In terms of legality, I don’t believe it’s against the rule as test data isn’t really “external”. Though it does matter how you use the test data so it doesn’t overfit on the “seen” test set. There are however approaches like pseudo labelling and unsupervised learning which might be beneficial.

1 Like

Thanks for your reply. The innovation track specifically asks us to train the model only on the training dataset and hence I decided to ask. But I guess what you say makes sense.

Hi all - Thanks for this questions. We’ve updated the language on the Innovation Track page to clarify.

What data can I use for the model I submit to the Innovation Track? The model you submit to the Innovation Track should be the same as the corresponding submission to the Prediction Track. As such, the model should be trained only on the dataset provided for this competition. External data may also be used in the Innovation Track for the purposes of showcasing the capabilties of the model post-training. As with the Prediction Track, finalists for the Innovation Track will have their model performance validated against an out-of-sample verification set; teams judged to have violated rules regarding data usage will be disqualified.

In other words, the rules for training are the same as for the Prediction Track.

Since the host’s reply isn’t very clear on using test data to create models. I wanted to confirm if it is okay to use test data to train models (assuming there is a way to do so) for prediction task?

I guess it’s fine to use the test data, they have updated the description.

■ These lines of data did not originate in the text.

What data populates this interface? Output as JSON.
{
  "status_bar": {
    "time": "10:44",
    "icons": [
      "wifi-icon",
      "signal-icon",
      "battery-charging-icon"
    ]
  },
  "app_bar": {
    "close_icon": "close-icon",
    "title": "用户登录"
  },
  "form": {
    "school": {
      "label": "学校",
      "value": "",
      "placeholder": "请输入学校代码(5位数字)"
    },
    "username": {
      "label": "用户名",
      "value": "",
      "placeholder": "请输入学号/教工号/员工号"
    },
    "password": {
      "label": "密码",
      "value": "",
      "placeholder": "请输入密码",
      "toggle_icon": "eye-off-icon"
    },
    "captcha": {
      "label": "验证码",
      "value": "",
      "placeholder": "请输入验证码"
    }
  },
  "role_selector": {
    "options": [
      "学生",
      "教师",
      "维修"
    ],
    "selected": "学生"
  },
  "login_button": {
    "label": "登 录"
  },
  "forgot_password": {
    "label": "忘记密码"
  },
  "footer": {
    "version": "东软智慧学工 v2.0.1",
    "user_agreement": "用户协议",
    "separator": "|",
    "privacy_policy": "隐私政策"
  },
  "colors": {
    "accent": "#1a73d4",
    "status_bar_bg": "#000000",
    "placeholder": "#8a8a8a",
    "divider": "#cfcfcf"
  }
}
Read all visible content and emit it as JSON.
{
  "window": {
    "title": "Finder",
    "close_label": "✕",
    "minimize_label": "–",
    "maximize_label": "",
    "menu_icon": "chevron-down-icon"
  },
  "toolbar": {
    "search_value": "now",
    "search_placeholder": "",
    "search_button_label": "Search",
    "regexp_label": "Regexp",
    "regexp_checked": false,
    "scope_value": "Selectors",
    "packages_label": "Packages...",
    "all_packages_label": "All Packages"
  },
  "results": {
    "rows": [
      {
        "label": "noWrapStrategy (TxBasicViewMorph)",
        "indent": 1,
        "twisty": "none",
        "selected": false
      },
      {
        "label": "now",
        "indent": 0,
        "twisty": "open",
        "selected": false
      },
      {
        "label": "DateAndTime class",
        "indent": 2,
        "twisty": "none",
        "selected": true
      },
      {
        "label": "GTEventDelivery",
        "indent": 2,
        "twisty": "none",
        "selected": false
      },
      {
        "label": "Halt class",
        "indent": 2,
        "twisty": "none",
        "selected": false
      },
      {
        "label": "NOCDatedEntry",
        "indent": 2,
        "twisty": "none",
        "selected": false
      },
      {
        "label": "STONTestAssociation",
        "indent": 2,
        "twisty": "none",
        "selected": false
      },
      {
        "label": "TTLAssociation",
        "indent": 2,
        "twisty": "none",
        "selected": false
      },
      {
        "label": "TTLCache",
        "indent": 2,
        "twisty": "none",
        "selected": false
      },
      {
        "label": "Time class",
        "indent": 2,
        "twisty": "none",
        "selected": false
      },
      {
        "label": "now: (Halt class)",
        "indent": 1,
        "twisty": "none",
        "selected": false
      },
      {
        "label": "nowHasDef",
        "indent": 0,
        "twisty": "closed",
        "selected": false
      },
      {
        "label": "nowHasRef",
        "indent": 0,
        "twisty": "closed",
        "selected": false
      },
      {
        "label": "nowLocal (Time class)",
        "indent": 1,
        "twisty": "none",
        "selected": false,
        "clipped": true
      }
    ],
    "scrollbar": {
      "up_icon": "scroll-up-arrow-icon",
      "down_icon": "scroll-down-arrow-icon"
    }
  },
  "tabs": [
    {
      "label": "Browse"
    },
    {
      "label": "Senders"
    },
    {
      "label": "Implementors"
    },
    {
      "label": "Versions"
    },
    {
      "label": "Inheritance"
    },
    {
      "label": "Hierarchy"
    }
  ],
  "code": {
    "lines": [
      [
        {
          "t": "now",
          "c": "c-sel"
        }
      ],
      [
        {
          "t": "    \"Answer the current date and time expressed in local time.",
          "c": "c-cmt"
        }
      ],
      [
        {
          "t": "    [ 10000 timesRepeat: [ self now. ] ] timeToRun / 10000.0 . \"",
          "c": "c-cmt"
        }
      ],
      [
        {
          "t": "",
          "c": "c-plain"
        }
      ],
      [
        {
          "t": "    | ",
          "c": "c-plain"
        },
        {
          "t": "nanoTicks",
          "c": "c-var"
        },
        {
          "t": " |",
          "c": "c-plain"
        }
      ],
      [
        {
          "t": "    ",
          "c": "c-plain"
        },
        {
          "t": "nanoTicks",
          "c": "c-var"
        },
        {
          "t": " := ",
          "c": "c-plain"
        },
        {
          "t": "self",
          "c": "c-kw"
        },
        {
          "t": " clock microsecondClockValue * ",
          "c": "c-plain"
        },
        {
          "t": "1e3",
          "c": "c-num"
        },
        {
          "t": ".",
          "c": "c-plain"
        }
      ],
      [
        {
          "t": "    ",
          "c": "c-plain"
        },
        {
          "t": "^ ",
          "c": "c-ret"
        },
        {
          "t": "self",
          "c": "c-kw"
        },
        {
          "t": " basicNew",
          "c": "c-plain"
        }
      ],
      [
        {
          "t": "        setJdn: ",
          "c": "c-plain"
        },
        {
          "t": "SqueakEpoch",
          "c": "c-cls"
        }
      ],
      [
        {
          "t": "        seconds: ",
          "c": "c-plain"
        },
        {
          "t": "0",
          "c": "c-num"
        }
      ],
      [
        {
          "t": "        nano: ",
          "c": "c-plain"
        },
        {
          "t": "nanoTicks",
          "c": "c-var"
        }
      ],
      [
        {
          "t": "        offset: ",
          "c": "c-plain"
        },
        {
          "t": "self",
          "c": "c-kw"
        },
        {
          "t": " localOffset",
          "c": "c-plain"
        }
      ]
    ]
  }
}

Seems pretty clear to me. Train your data on the dataset provided for this competition. The dataset provided to us is whatever you see available for download here: https://www.drivendata.org/competitions/63/genetic-engineering-attribution/data/

In other words, feel free to use train + test set. Just be aware we’re being evaluated on a hold-out set :+1:t5:.

i have to apologised that this is my first time taking part in driven-data competition. my understanding may not be correct. this is what I gather!:
Selection_094

it is unclear if the private dataset is part of the test.csv or another out-of-sample. But anyway, we are preparing for all possible cases before any further clarification.

also, there is no need to select submission. all submission will be evaluated for the private dataset and the best will be the one on private leaderboard

I agree, this is unclear. If there are more labs in the holdout set, and there will be no re-training, then it’s not possible to predict these additional labs exactly. At most, we can hope that the model could identify that there are samples from unknown labs, and not assign them to any of the existing labs. This is already a very tough proposition for this task, though. And the output format doesn’t really allow for that - we could predict all 0 in this case, but this will not work with the top10 metric.